SAIP - OPTICAL IMAGING

Optical imaging is a highly informative and flexible method of in vivo imaging.  It can be divided into two types:  Bioluminescence and Fluorescence Imaging.

Bioluminescence Imaging (BLI)
Bioluminescence or BLI is a powerful imaging technique that takes advantage of the insertion of a reporter gene (e.g. luciferase or LUC) into a viral vector (e.g. adenovirus, lentivirus).  Cells transfected with LUC express luciferase and can be grown and injected into animals.  When the substrate of luciferase, luciferin, is injected into the cell-bearing living animals, light will be produced by the cells in the presence of oxygen.  More sophisticated constructs can be made in which the BLI is conditional on specific substrates.  Whole mice BLI models have also been created. 

The BLI image is superimposed upon the white light image to create a typical BLI image (see below).  The device used to capture such images is called the Xenogen SPECTRUM (Caliper Life Sciences, Hopkinton, MA); scanner is pictured below.  The Xenogen SPECTRUM is straightforward to operate after brief training (provided by the SAIP staff) and should be used by the investigator with technical support provided by the SAIP-F staff.

The strengths BLI are high photon sensitivity and throughput.  Disadvantages of BLI are that it requires living intact animals (BLI cannot be used for post mortem imaging), the luciferin is relatively costly and time dependent and time must be taken to develop a stable transfected cell line.  For most optical imaging techniques a big disadvantage is that tissue absorption of light means that the only light that is seen comes preferentially from superficial structures.


Xenogen camera (IVIS SPECTRUM)

B16 melanoma cells expressing LUC were injected into the lower extremities of three mice scanned at different times after injection (1 day, 4 days and 12 days).  Note that inguinal adenopathy appears in last animal indicating metastases have occurred.

Fluorescence Imaging
Fluorescence imaging (FI) differs from BLI in that an excitation light source is required in order to detect the emission of light. Typically, a filtered excitation light source is used to excite a fluorophore which emits light at a higher wavelength.  There are two types of fluorohores: endogenous (e.g. GFP, RFP) and exogenous (eg. FITC, Rhodamine, Cy5.5).  Like BLI, endogenous imaging requires a transfected cell line.  Endogenous imaging requires the transfection of a cell line with a gene that produces a fluorescent protein like GFP.  A significant technical challenge is presented by autofluorescence present in normal tissues.  Many key molecules in the body such as NADH, collagen among others are fluorescent and will interfere with the detection of the desired signal.  This results in lower contrast and hence, sensitivity, in FI compared to BLI. .  A method of improving the constrast and sensitivity of FI is offered by a spectral camera known as the MAESTRO (CRi, Woburn, MA).  Using a tunable LCD filter, this camera obtains images at multiple wavelengths to obtain the emission spectra at each pixel. The resulting three-dimensional image cube is then analyzed with the help of the user to separate the different autoflurescence from the fluorophores through a process called “unmixing”. With this method, it is possible to unmix the multiple fluorophores that are present and at the same time.

Maestro CRi unit consists of a light box, filtered light source and a filtered camera.   The animal is placed on the lighted stage and spectral images are obtained.
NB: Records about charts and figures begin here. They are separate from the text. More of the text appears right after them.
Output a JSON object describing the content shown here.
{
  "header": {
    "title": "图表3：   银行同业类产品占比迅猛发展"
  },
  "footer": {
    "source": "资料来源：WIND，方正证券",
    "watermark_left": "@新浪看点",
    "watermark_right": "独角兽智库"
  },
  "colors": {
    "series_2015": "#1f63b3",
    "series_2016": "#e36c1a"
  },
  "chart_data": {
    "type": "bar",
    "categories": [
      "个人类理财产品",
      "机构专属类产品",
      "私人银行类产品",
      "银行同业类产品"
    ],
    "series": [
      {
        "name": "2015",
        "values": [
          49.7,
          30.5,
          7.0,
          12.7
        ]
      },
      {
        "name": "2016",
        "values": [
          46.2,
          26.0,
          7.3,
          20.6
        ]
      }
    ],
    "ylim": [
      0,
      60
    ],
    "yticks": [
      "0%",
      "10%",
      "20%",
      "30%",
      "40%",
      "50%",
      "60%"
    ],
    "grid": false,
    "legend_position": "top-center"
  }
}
Exogenous Fluorescence Imaging
It is also possible to inject exogenous Fluorophores which can be targeted to specific cell types.  This does not require the creation of a cell line; the native cell line can be used, however, it does require the chemical synthesis of the targeted ligand-fluorophore conjugate. FI may be particularly useful in studying real time changes in fluorescence and will have clinical importance in surgery and endoscopy.  Below is an example of an exogenous fluorophore used in a mouse model of ovarian cancer.

A comparison of three animal mesenteries containing ovarian cancer metastases (SHIN3 model) using 3 different conjugated fluorophores.  Galactosamin Rhodamine Green (GSA Rhod G) brightly enhances the peritoneal metastases in this mouse model of ovarian cancer, whereas avidin Rhodamine Green (Av RhodG) and Bovine serum albumin Rhodamine green (BSA-RhodG) are taken up by tumors much less strongly.